Since my gun and knife were in an Orange County evidence locker, I held my arms out to the side. “Sure.”

The corporal stepped forward and frisked me. He said, “Nothing,” and stepped back.

The woman stood and gestured toward the corridor. “This way, if you would.”

The consul general was a small, clean-shaven man in a beige guayabera shirt. He had the cheekbones of an Indian and the eyes of a shark. He didn’t rise behind his desk when I was escorted into his corner office. He looked up at me, then down at a paper in his hand, which he read silently for nearly a minute before he sighed grandly—presumably to indicate the enormous burden that he carried for his people—laid the paper on the desk, looked up at me again, and said, “Yes?”

I told him who I was and that I had been working for Valentín Vega. I told him why. I mentioned the two men who had followed me and tried to kill me. Then I told him about the home invasion and my arrest. I explained that it seemed possible Vega had planned to murder the congressman or else intimidate him into withdrawing his opposition to the URNG, using me as a scapegoat for the crime.
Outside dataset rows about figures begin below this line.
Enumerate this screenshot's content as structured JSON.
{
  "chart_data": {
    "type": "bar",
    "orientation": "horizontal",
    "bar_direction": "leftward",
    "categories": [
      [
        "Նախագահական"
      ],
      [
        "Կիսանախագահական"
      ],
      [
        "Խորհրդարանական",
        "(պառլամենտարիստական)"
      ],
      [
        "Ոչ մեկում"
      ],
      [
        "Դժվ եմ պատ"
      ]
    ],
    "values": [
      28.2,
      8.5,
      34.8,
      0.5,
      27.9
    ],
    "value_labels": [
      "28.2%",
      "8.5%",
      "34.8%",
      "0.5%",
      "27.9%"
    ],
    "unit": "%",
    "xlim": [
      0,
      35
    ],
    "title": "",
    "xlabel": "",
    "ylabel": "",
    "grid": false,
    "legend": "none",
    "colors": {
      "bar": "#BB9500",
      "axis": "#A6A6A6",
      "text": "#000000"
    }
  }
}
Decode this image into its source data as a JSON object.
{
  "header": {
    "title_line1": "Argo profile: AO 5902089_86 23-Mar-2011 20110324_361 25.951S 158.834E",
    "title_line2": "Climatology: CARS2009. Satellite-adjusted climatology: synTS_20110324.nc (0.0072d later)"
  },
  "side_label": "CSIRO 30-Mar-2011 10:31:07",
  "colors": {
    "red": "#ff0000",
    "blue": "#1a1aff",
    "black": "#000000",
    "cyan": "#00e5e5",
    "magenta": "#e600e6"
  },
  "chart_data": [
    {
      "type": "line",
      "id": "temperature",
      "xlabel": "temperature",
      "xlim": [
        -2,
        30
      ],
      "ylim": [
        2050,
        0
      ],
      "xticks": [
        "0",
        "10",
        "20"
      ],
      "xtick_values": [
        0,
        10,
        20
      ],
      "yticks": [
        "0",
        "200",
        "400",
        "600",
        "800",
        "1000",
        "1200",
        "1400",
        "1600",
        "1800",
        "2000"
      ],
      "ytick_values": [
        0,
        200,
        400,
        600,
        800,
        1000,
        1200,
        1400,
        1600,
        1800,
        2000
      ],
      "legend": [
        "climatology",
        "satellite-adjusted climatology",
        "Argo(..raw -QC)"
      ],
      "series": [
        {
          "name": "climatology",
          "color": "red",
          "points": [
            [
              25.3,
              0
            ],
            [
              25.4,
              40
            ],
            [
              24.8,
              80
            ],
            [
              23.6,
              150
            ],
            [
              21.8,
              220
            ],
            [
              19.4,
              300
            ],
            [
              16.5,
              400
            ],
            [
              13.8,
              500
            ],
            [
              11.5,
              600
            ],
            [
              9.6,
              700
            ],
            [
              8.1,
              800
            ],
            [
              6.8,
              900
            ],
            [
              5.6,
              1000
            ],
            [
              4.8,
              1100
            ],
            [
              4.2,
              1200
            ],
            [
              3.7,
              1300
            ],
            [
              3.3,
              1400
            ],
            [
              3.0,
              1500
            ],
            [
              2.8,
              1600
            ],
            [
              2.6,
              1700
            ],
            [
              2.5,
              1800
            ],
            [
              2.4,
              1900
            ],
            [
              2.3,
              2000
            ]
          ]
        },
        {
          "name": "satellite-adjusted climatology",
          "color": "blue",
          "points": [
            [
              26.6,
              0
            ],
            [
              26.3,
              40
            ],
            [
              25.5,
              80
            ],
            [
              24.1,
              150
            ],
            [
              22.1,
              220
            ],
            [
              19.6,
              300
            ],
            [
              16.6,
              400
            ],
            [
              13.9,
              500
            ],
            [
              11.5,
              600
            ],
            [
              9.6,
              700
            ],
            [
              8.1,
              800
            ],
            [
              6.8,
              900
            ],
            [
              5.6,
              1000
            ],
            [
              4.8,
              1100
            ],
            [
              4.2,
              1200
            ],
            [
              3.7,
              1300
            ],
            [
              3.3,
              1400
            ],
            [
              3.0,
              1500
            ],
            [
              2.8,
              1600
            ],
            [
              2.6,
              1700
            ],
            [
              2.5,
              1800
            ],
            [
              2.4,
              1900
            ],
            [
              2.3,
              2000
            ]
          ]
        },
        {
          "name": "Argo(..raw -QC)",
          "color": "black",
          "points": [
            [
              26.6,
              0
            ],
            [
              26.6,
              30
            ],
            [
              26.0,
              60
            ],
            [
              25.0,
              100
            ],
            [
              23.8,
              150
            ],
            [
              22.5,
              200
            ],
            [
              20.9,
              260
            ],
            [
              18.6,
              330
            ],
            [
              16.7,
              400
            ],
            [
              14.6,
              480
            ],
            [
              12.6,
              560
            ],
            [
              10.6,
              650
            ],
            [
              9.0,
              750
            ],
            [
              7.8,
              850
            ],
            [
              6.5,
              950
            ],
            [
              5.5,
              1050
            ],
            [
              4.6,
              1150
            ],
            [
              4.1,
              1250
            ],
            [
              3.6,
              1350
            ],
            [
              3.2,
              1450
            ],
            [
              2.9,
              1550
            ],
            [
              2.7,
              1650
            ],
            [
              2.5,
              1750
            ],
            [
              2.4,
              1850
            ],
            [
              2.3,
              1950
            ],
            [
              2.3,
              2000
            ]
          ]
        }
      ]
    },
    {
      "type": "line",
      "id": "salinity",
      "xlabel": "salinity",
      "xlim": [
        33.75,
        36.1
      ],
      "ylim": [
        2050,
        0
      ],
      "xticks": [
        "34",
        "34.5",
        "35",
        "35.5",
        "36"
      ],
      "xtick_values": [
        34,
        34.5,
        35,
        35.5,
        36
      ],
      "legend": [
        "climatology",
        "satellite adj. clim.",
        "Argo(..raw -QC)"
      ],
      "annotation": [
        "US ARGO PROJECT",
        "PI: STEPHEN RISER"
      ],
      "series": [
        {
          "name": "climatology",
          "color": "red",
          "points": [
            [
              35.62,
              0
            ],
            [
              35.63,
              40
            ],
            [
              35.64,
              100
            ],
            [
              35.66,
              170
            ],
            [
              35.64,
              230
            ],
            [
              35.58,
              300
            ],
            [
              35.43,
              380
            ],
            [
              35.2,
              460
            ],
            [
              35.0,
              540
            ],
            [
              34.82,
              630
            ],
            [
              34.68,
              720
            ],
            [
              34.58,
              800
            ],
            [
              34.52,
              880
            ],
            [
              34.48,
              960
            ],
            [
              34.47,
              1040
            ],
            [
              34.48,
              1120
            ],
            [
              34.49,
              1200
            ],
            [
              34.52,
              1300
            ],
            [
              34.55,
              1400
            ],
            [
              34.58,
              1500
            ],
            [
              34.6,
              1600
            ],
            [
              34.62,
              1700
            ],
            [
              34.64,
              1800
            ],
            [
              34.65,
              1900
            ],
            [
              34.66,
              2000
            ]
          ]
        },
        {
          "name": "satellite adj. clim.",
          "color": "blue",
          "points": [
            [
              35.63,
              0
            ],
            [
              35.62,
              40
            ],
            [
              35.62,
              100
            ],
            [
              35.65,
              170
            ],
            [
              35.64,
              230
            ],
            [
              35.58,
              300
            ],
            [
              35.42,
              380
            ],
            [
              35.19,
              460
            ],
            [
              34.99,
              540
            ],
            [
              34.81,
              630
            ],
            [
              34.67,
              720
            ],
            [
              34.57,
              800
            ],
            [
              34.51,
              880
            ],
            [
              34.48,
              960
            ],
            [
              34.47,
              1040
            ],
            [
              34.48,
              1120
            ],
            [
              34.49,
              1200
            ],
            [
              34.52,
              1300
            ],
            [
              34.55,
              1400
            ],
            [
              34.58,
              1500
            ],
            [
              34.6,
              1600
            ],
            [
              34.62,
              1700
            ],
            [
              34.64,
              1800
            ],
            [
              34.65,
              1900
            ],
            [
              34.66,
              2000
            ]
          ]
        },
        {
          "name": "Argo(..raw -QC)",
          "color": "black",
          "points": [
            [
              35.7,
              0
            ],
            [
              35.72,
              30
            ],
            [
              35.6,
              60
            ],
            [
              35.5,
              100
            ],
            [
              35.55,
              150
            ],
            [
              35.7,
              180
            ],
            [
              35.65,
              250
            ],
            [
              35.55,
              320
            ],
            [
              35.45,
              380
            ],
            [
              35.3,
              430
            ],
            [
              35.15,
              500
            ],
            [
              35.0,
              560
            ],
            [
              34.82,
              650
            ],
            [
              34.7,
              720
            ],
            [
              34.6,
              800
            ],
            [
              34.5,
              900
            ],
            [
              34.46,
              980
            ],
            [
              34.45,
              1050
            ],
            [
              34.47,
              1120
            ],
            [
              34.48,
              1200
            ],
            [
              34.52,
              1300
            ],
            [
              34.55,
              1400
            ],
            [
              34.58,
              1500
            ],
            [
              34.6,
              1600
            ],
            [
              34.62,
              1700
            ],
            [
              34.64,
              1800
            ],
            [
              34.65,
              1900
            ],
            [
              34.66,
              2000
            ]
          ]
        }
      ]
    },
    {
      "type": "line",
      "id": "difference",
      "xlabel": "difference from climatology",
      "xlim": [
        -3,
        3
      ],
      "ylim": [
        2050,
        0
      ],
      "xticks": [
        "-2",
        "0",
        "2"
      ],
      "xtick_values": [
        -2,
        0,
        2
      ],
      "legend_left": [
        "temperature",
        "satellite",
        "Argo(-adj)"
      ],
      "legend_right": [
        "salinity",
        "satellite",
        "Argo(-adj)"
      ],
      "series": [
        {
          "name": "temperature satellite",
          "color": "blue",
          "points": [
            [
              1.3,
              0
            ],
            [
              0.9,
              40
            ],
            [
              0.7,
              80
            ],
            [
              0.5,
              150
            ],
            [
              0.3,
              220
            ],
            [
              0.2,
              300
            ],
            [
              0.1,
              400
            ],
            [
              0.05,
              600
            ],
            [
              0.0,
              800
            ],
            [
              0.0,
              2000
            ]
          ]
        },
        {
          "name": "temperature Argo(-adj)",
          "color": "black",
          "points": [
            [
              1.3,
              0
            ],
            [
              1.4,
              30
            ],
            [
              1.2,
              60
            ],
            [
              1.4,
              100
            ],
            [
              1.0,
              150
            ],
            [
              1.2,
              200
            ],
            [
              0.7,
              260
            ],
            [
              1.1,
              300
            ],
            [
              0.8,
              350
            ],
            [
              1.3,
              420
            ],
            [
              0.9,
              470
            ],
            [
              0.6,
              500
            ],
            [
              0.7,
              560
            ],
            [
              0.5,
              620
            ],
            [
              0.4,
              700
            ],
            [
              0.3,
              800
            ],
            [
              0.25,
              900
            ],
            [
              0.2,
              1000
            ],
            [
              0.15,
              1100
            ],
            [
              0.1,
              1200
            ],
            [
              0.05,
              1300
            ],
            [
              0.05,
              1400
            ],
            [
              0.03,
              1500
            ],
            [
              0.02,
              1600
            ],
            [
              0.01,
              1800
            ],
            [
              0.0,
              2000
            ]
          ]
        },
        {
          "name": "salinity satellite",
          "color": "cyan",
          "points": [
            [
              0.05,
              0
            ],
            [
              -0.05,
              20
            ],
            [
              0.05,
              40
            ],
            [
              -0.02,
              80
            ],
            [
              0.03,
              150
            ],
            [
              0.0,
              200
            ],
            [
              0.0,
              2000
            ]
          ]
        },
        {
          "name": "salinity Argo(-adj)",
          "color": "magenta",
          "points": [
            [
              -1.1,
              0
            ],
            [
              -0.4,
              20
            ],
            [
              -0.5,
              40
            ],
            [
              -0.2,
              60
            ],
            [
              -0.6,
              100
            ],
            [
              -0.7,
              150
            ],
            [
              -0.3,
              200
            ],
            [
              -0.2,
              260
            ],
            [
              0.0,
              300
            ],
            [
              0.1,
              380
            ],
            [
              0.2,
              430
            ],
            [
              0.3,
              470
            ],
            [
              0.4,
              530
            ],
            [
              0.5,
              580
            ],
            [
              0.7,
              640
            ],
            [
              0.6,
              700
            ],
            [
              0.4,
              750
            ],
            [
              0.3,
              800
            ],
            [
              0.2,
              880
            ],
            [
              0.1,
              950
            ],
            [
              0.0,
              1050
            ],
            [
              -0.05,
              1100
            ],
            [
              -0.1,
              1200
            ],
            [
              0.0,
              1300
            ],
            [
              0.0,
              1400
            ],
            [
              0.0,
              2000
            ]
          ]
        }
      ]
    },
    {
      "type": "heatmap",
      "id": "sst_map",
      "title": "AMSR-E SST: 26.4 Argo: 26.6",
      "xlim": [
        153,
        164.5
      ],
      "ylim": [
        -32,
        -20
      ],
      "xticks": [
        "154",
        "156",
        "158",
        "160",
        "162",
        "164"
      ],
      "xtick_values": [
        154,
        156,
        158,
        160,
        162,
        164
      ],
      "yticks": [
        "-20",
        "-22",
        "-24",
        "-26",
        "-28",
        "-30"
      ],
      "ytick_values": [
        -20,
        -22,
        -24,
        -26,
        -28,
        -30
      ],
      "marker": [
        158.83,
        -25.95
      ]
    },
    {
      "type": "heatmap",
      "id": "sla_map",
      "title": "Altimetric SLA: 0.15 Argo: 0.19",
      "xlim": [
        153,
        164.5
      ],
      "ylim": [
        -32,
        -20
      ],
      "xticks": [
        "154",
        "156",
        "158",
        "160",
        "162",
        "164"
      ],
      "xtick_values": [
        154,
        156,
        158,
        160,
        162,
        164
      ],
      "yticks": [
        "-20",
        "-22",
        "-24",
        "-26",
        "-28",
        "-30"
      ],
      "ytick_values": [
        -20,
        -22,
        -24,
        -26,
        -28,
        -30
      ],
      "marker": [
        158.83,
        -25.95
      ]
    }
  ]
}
I said, “I’m guessing you want to get rid of Valentín Vega and get the URNG out of the way, but Vega’s disappeared, so that just got a lot more difficult. I’m also guessing you didn’t like it when I went to work for Vega, so you told your guys to follow me around and try to scare me off and kill me and so forth. As you can see, I’m very hard to kill, but it still offends me when people try to do it. Normally, I’d return the favor and come after you. But I think Vega set me up to take the fall for the Montes home invasion, so in this case our interests are the same. Why don’t we stop stepping on each other’s toes and work on this together?”